After all he’d been through, he never thought fear would threaten to kill him.

“Sunny––”

“I’ve trained for this exact situation—”

“You’ve trained for falling down mine shafts?” He knew he was being contrary, but he couldn’t help the gruff tone.

“No, but I trained for free climbing up ice walls inside crevasses.” She trailed her finger along the seam above them. “Except for that vein of black sand in the middle, this fault runs along solid bedrock. The surface is jagged, not smooth, so there should be plenty of hand and footholds.”

“Sunny, this isn’t Denali where you are equipped with ice hooks and boot crampons.”

“Lucky for us, I packed my trusty rope and a bag of cams.” She winked at him and bent to her gear. “And with your injured shoulder, I get to play hero this time.”

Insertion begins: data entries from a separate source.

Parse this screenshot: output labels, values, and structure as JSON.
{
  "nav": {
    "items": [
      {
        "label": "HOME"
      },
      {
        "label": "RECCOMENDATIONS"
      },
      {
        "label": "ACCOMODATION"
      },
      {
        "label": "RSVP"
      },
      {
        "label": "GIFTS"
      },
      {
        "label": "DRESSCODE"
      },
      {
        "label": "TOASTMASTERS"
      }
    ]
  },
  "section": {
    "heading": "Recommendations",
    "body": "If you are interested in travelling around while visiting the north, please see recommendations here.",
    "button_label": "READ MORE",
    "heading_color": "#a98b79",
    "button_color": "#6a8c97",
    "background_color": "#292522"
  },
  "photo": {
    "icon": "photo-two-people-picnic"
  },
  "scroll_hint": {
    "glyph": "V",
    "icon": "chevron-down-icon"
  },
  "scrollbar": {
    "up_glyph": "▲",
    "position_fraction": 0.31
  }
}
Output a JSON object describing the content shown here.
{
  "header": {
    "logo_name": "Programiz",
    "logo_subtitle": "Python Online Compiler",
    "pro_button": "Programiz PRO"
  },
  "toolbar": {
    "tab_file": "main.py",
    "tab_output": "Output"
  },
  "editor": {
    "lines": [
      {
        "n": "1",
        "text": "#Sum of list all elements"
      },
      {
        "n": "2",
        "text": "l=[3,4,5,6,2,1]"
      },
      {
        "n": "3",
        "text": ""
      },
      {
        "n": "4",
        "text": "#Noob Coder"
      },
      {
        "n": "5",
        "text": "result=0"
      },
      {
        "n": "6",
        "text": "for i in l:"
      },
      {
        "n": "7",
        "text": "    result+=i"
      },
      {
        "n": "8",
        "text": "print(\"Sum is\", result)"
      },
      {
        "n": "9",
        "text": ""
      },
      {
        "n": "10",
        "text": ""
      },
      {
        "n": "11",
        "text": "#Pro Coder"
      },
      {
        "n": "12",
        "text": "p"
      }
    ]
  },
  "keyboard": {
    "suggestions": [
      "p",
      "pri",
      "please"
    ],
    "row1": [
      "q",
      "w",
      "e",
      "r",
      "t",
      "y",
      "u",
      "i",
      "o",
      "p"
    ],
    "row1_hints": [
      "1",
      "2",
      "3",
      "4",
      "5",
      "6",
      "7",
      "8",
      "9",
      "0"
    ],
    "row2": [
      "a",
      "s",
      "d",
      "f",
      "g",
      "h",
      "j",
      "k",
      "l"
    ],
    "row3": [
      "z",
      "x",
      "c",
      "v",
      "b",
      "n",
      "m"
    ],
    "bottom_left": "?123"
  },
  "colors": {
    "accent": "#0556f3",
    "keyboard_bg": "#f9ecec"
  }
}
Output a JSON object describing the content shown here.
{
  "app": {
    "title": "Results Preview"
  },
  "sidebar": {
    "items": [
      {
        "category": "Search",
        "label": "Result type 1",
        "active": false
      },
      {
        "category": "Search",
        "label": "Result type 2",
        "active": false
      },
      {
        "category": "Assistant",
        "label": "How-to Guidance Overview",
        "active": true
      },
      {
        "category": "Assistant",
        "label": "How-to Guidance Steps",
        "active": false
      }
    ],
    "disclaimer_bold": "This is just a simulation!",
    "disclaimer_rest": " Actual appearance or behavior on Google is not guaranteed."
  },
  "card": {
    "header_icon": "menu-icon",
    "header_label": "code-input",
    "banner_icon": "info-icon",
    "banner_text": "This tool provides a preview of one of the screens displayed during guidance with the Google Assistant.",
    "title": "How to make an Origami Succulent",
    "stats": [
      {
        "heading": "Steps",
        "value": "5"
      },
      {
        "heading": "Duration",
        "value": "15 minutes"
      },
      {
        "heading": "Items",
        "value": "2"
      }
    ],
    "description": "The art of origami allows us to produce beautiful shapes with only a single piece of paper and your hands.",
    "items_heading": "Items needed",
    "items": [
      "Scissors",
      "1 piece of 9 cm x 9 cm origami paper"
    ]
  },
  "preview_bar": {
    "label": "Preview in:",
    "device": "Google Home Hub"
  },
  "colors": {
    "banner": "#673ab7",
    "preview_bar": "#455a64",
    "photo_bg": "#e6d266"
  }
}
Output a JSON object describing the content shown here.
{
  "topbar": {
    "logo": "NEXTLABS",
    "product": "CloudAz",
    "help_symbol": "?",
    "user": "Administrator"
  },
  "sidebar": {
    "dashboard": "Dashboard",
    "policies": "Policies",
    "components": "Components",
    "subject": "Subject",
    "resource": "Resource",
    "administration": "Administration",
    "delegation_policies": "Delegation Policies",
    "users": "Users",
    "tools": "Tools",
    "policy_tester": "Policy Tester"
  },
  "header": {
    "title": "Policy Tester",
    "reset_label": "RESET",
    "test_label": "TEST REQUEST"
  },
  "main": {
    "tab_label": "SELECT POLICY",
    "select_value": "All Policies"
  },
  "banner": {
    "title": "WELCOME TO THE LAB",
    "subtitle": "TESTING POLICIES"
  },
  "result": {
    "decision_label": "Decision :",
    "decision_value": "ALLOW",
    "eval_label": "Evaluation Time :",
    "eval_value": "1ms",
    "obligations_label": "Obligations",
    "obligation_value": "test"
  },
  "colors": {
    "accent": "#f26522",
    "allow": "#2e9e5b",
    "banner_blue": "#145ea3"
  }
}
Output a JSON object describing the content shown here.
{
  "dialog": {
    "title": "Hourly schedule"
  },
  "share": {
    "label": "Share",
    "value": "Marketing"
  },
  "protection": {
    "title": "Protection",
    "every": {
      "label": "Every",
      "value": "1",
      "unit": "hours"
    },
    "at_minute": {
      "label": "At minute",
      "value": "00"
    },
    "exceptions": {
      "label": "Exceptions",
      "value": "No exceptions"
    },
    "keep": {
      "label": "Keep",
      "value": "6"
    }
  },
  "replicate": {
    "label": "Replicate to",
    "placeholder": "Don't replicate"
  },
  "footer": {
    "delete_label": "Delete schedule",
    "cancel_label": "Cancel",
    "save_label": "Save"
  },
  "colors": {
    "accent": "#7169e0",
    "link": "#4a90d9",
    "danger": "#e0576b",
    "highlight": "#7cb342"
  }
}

“I don’t like it.” Fear snaked and bit up his throat.

“I know.” She straightened and stepped up so they were toe to toe. “But we don’t have any other option.”

“You sure?”

Without a doubt, her plan would work. Free climbing wasn’t a walk in the park though, especially not with a head injury. But out of the two of them, she was the better climber.

“Well, we don’t have time to find it.” She kissed him gently, then went back to inspecting her climbing gear.

He peered up at the fissure, his head spinning with their only solution. Yep, her stubbornness would give him ulcers. Her steady fingers inspected the cams throughly, her face beautiful in its intense concentration. Sighing, he kneeled to help her. If he couldn’t back her up with this, then any hope of a relationship was doomed.